Verem (Tüberküloz) Bulaşmasının Önlenmesi
Verem hastalığının sağlam kişilere bulaşmasının önlenmesinde en önemli faktör, hastalara hızlı tanı konularak en kısa sürede ilaç tedavisi başlanmasıdır. İlaç tedavisi başlanmayan hastalar yaşadıkları evde, çalıştıkları ortamda vs. hastalığı bulaştırmaya devam etmektedirler.
Veremden en etkili korunma tüberküloz hastalarına erken tanı konulup tedavi edilmesi ile sağlanır. Genellikle tedaviye başlandıktan 2-3 gün sonra mikrop sayısı hızla azalır ve 2-3 haftada bulaştırıcılık ortadan kalkar.
Doğumdan sonraki 1 ay içinde yapılan BCG verem aşısı erişkinlerdeki hastalığı önlemekten çok özellikle çocuklarda daha çok görülen ve ölümcül olan kanla yayılıp tüm organları tutan yaygın tüberküloz (miliyer tüberküloz) ve menenjit tüberkülozdan korumada etkilidir.
Veremden korkmayın
Sağlıklı yaşam, düzenli egzersiz ve stresten uzak durmak veremden korunmada son derece önemlidir. Bağışıklık sistemi mümkün olduğunda güçlendirilmelidir.

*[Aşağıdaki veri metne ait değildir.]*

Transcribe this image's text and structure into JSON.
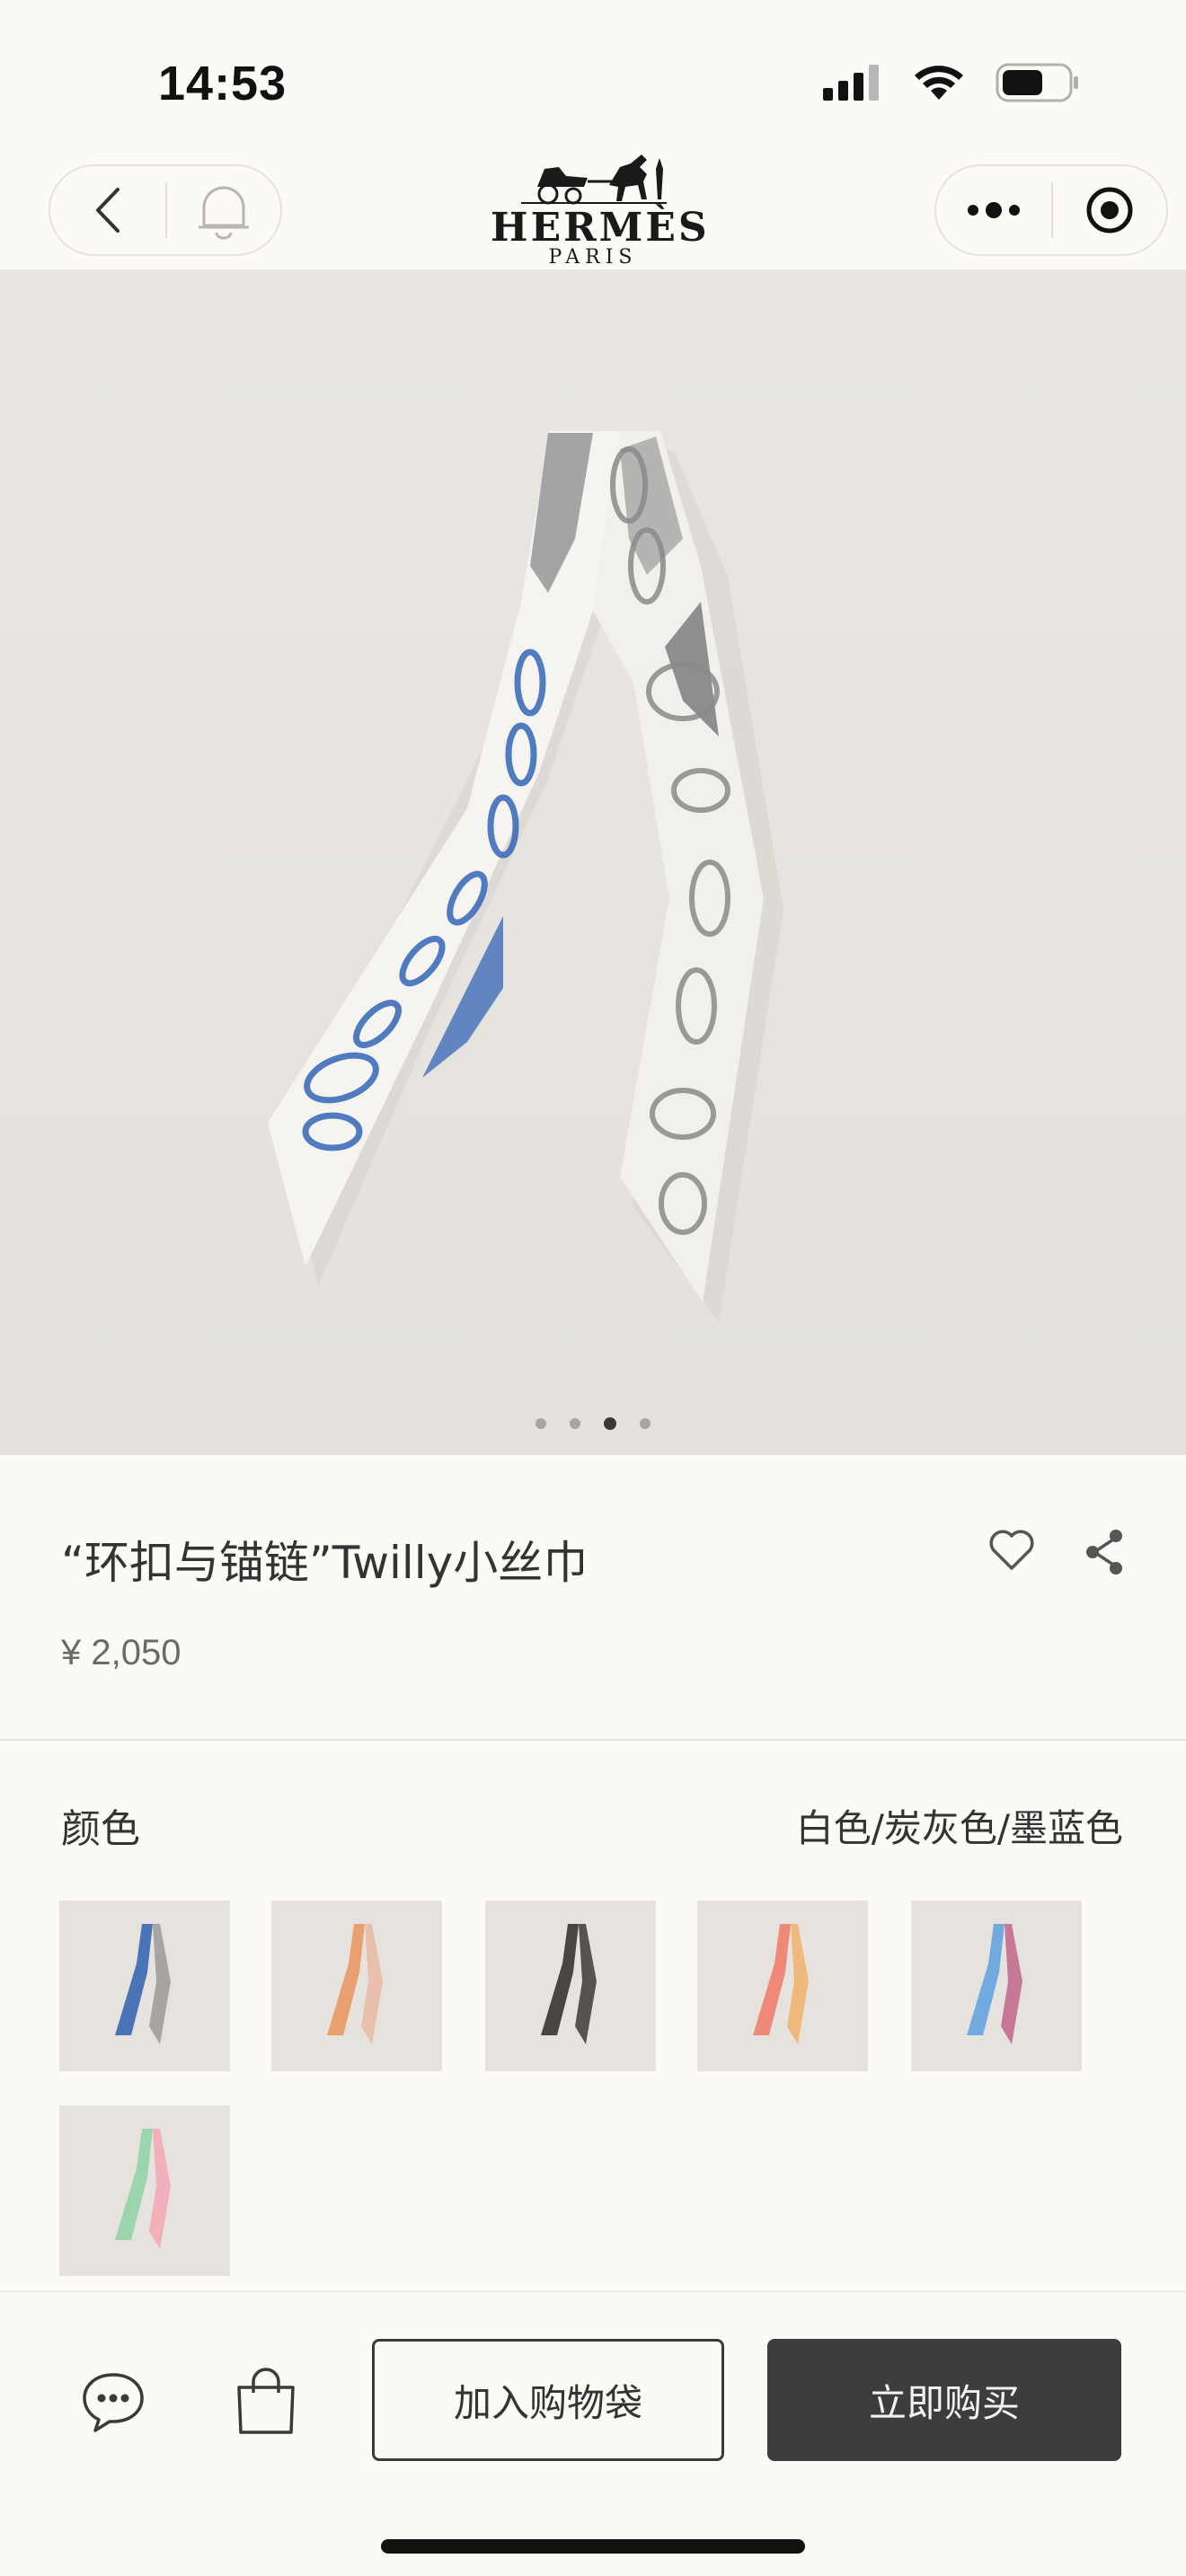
{
  "status_bar": {
    "time": "14:53",
    "icons": [
      "cellular-signal-icon",
      "wifi-icon",
      "battery-icon"
    ]
  },
  "nav": {
    "brand_name": "HERMÈS",
    "brand_sub": "PARIS",
    "icons": [
      "back-arrow-icon",
      "bell-icon",
      "more-dots-icon",
      "close-circle-icon"
    ]
  },
  "gallery": {
    "total_images": 4,
    "active_index": 3
  },
  "product": {
    "title": "“环扣与锚链”Twilly小丝巾",
    "price": "¥ 2,050"
  },
  "color_section": {
    "label": "颜色",
    "selected_value": "白色/炭灰色/墨蓝色",
    "swatches": [
      {
        "name": "white-charcoal-navy",
        "colors": [
          "#2f5fb0",
          "#9a9a9a"
        ],
        "selected": true
      },
      {
        "name": "peach-orange",
        "colors": [
          "#e7945e",
          "#e9b8a4"
        ],
        "selected": false
      },
      {
        "name": "black",
        "colors": [
          "#2a2a2a",
          "#3b3b3b"
        ],
        "selected": false
      },
      {
        "name": "coral-yellow",
        "colors": [
          "#f07a6a",
          "#f0b26a"
        ],
        "selected": false
      },
      {
        "name": "sky-blue",
        "colors": [
          "#5aa0df",
          "#c0658a"
        ],
        "selected": false
      },
      {
        "name": "mint-pink",
        "colors": [
          "#8ed1a4",
          "#f2a7b4"
        ],
        "selected": false
      }
    ]
  },
  "bottom_bar": {
    "add_to_bag_label": "加入购物袋",
    "buy_now_label": "立即购买",
    "icons": [
      "chat-icon",
      "shopping-bag-icon"
    ]
  }
}
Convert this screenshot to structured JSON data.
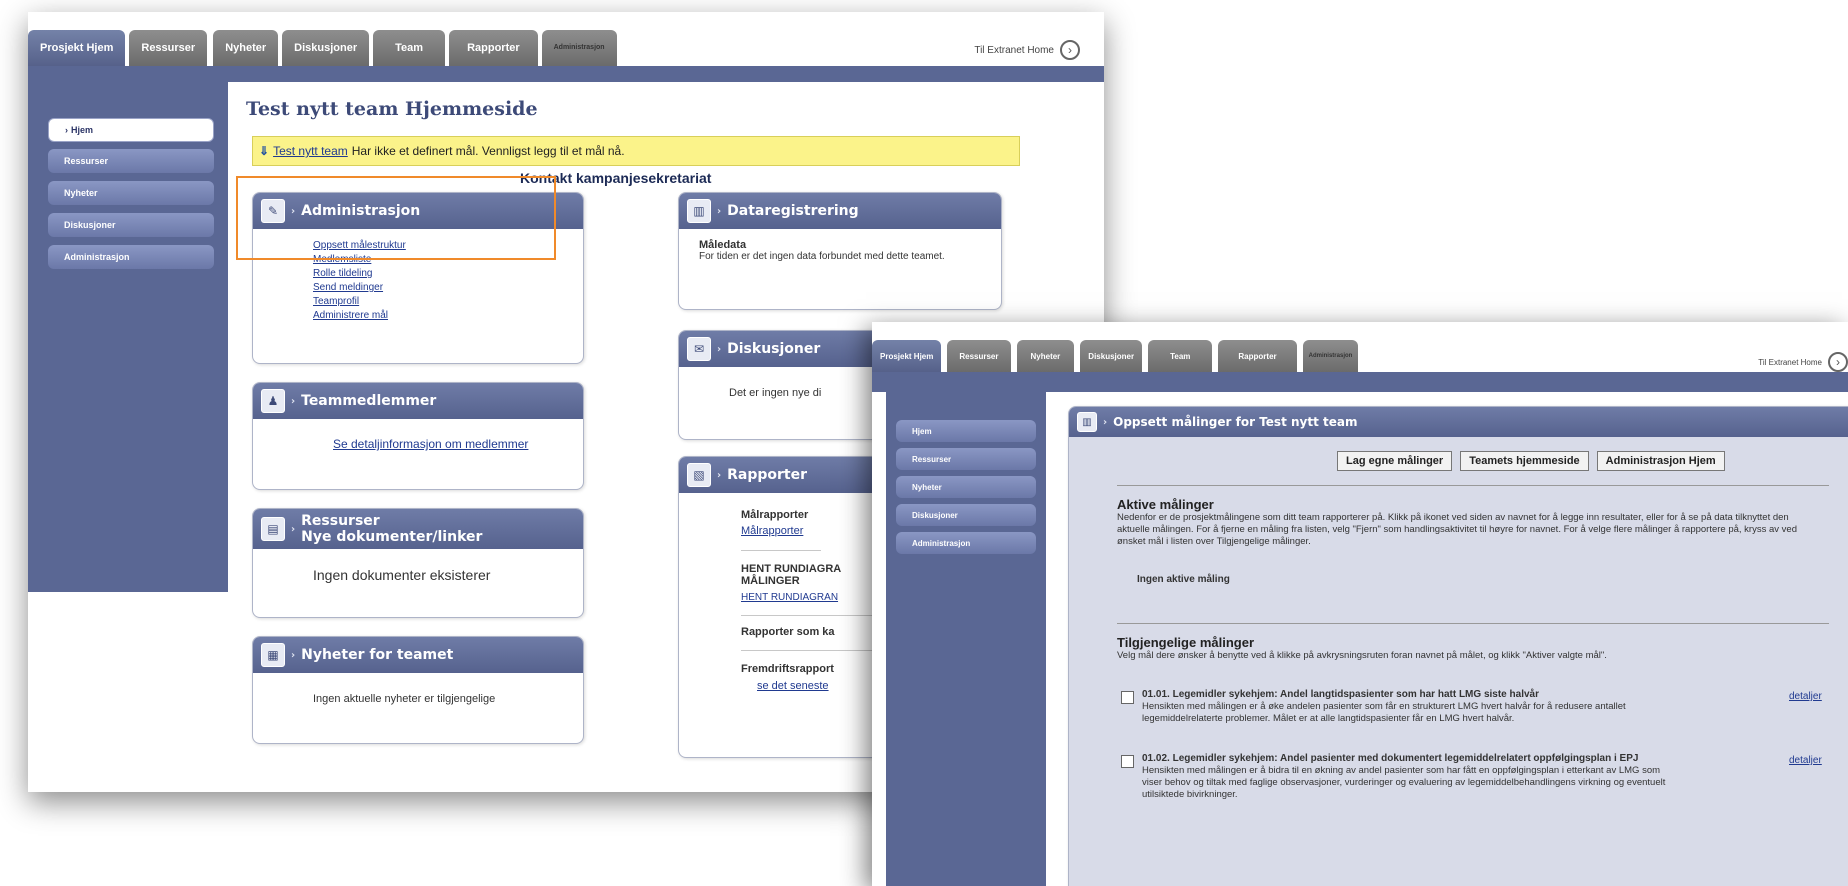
{
  "shot1": {
    "tabs": [
      "Prosjekt Hjem",
      "Ressurser",
      "Nyheter",
      "Diskusjoner",
      "Team",
      "Rapporter",
      "Administrasjon"
    ],
    "extranet_link": "Til Extranet Home",
    "sidebar": [
      "Hjem",
      "Ressurser",
      "Nyheter",
      "Diskusjoner",
      "Administrasjon"
    ],
    "title": "Test nytt team Hjemmeside",
    "notice": {
      "link": "Test nytt team",
      "text": "Har ikke et definert mål. Vennligst legg til et mål nå."
    },
    "contact": "Kontakt kampanjesekretariat",
    "admin": {
      "title": "Administrasjon",
      "links": [
        "Oppsett målestruktur",
        "Medlemsliste",
        "Rolle tildeling",
        "Send meldinger",
        "Teamprofil",
        "Administrere mål"
      ]
    },
    "teammedlemmer": {
      "title": "Teammedlemmer",
      "link": "Se detaljinformasjon om medlemmer"
    },
    "ressurser": {
      "title": "Ressurser",
      "subtitle": "Nye dokumenter/linker",
      "text": "Ingen dokumenter eksisterer"
    },
    "nyheter": {
      "title": "Nyheter for teamet",
      "text": "Ingen aktuelle nyheter er tilgjengelige"
    },
    "dataregistrering": {
      "title": "Dataregistrering",
      "subtitle": "Måledata",
      "text": "For tiden er det ingen data forbundet med dette teamet."
    },
    "diskusjoner": {
      "title": "Diskusjoner",
      "text": "Det er ingen nye di"
    },
    "rapporter": {
      "title": "Rapporter",
      "malrapporter_label": "Målrapporter",
      "malrapporter_link": "Målrapporter",
      "hent_label": "HENT RUNDIAGRA MÅLINGER",
      "hent_link": "HENT RUNDIAGRAN",
      "rapporter_som": "Rapporter som ka",
      "fremdrift": "Fremdriftsrapport",
      "se_siste": "se det seneste"
    }
  },
  "shot2": {
    "tabs": [
      "Prosjekt Hjem",
      "Ressurser",
      "Nyheter",
      "Diskusjoner",
      "Team",
      "Rapporter",
      "Administrasjon"
    ],
    "extranet_link": "Til Extranet Home",
    "sidebar": [
      "Hjem",
      "Ressurser",
      "Nyheter",
      "Diskusjoner",
      "Administrasjon"
    ],
    "panel_title": "Oppsett målinger for Test nytt team",
    "buttons": [
      "Lag egne målinger",
      "Teamets hjemmeside",
      "Administrasjon Hjem"
    ],
    "aktive": {
      "title": "Aktive målinger",
      "desc": "Nedenfor er de prosjektmålingene som ditt team rapporterer på. Klikk på ikonet ved siden av navnet for å legge inn resultater, eller for å se på data tilknyttet den aktuelle målingen. For å fjerne en måling fra listen, velg \"Fjern\" som handlingsaktivitet til høyre for navnet. For å velge flere målinger å rapportere på, kryss av ved ønsket mål i listen over Tilgjengelige målinger.",
      "none": "Ingen aktive måling"
    },
    "tilgjengelige": {
      "title": "Tilgjengelige målinger",
      "desc": "Velg mål dere ønsker å benytte ved å klikke på avkrysningsruten foran navnet på målet, og klikk \"Aktiver valgte mål\".",
      "items": [
        {
          "title": "01.01. Legemidler sykehjem: Andel langtidspasienter som har hatt LMG siste halvår",
          "desc": "Hensikten med målingen er å øke andelen pasienter som får en strukturert LMG hvert halvår for å redusere antallet legemiddelrelaterte problemer. Målet er at alle langtidspasienter får en LMG hvert halvår.",
          "link": "detaljer"
        },
        {
          "title": "01.02. Legemidler sykehjem: Andel pasienter med dokumentert legemiddelrelatert oppfølgingsplan i EPJ",
          "desc": "Hensikten med målingen er å bidra til en økning av andel pasienter som har fått en oppfølgingsplan i etterkant av LMG som viser behov og tiltak med faglige observasjoner, vurderinger og evaluering av legemiddelbehandlingens virkning og eventuelt utilsiktede bivirkninger.",
          "link": "detaljer"
        }
      ]
    }
  }
}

Hasta ile aynı evde yaşayanlara verem mikrobunun bulaşma olasılığı yüksektir. Çünkü aynı havayı en uzun süre paylaşmaktadırlar. Hastalık yayıldıkça ve ilerledikçe tedavi edilse bile akciğerde kalıcı hasara neden olabilir. Oysa erken tedavi ile hiçbir iz kalmadan tedavi edilebilir. Günümüzde ilaçla tamamen iyileşebilen veremden korkmaya gerek yoktur.